38.- Shock tóxico

De las zanjas de drenaje que flanquean la carretera de peaje se alzaban gasas de niebla, cubriendo la carretera a retazos de modo que los restantes coches parecían tan sólo velados puntos rojos. Mantuve la aguja de la velocidad señalando al ochenta, incluso cuando la densa bruma cegó la carretera ante nosotros. El Chevy vibraba ruidosamente, impidiendo toda conversación. De vez en cuando, bajaba la ventana y sacaba la mano para tantear las cuerdas. Se habían aflojado un poco, pero la barca seguía en el techo.

Salimos en la Calle Ciento Veintisiete para seguir la vía hacia el este. Estábamos a unas ochenta millas al oeste de la fábrica Xerxes, pero no hay ninguna autovía que una los lados este y oeste de Chicago tan al sur.

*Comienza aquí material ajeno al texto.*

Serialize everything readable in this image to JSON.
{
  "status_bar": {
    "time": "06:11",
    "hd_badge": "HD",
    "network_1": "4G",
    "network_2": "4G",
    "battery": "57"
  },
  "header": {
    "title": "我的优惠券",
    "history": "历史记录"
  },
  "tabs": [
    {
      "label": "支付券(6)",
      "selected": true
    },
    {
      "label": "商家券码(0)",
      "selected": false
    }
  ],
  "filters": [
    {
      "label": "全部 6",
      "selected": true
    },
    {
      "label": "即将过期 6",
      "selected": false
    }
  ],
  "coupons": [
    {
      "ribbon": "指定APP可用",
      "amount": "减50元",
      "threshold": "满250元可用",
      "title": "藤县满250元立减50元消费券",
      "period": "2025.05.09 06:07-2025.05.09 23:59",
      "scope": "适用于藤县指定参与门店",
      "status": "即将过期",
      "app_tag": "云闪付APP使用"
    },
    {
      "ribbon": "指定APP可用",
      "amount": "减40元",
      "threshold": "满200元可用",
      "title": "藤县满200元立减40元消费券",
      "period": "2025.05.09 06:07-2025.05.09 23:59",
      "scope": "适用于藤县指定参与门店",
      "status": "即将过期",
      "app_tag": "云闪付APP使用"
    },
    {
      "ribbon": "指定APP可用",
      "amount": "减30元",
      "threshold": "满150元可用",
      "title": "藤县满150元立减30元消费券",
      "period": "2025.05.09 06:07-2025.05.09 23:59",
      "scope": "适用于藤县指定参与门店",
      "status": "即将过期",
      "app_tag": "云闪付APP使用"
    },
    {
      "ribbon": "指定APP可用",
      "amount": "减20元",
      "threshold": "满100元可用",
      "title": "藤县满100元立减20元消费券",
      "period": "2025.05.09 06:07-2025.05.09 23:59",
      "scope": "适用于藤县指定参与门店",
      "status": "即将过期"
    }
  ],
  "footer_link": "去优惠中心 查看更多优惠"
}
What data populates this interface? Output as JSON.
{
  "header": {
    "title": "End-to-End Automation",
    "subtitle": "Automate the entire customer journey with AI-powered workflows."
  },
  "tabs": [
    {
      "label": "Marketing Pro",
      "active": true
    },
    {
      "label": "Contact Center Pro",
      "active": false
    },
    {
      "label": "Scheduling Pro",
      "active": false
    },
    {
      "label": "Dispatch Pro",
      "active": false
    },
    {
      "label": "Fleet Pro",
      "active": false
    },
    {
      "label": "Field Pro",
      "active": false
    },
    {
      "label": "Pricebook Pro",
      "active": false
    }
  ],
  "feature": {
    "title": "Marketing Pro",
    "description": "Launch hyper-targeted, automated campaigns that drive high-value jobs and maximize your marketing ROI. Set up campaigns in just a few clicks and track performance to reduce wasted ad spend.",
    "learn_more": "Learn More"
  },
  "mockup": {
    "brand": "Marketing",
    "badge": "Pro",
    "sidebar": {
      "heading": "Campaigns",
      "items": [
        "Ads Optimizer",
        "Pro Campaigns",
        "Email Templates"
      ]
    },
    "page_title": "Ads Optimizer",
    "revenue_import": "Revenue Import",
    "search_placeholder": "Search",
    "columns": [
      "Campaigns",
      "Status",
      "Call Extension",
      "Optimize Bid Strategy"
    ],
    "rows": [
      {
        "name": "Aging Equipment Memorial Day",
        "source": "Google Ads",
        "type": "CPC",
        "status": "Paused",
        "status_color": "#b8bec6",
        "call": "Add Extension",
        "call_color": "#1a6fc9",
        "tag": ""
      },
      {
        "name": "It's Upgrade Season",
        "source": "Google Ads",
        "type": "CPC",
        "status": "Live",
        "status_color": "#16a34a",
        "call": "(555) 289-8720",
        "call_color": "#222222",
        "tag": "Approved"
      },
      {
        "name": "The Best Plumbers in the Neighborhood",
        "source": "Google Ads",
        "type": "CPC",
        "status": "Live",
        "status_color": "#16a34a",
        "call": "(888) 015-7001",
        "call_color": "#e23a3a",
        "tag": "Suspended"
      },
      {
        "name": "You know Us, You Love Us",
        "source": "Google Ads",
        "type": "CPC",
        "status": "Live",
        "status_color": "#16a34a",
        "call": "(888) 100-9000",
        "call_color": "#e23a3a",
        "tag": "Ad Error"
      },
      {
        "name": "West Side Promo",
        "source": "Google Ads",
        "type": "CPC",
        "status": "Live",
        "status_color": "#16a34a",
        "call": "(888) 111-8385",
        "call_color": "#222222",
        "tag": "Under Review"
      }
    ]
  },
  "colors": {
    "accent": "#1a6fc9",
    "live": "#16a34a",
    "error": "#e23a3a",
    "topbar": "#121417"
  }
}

Era casi media noche. El miedo y la impaciencia se habían apoderado de mí con tal fuerza que apenas si podía respirar. Toda mi voluntad se agotaba en el coche, maniobrando entre otros vehículos, saliendo con chirrido de ruedas al cambio de los semáforos, manteniendo la mirada atenta a las posibles patrullas de tráfico para hacer las cincuenta en las zonas de treinta y cinco millas por hora. Catorce minutos después de salir de la carretera de peaje estábamos girando hacia el norte por el estrecho carril en que se convierte Stony Island a esa altura del sur.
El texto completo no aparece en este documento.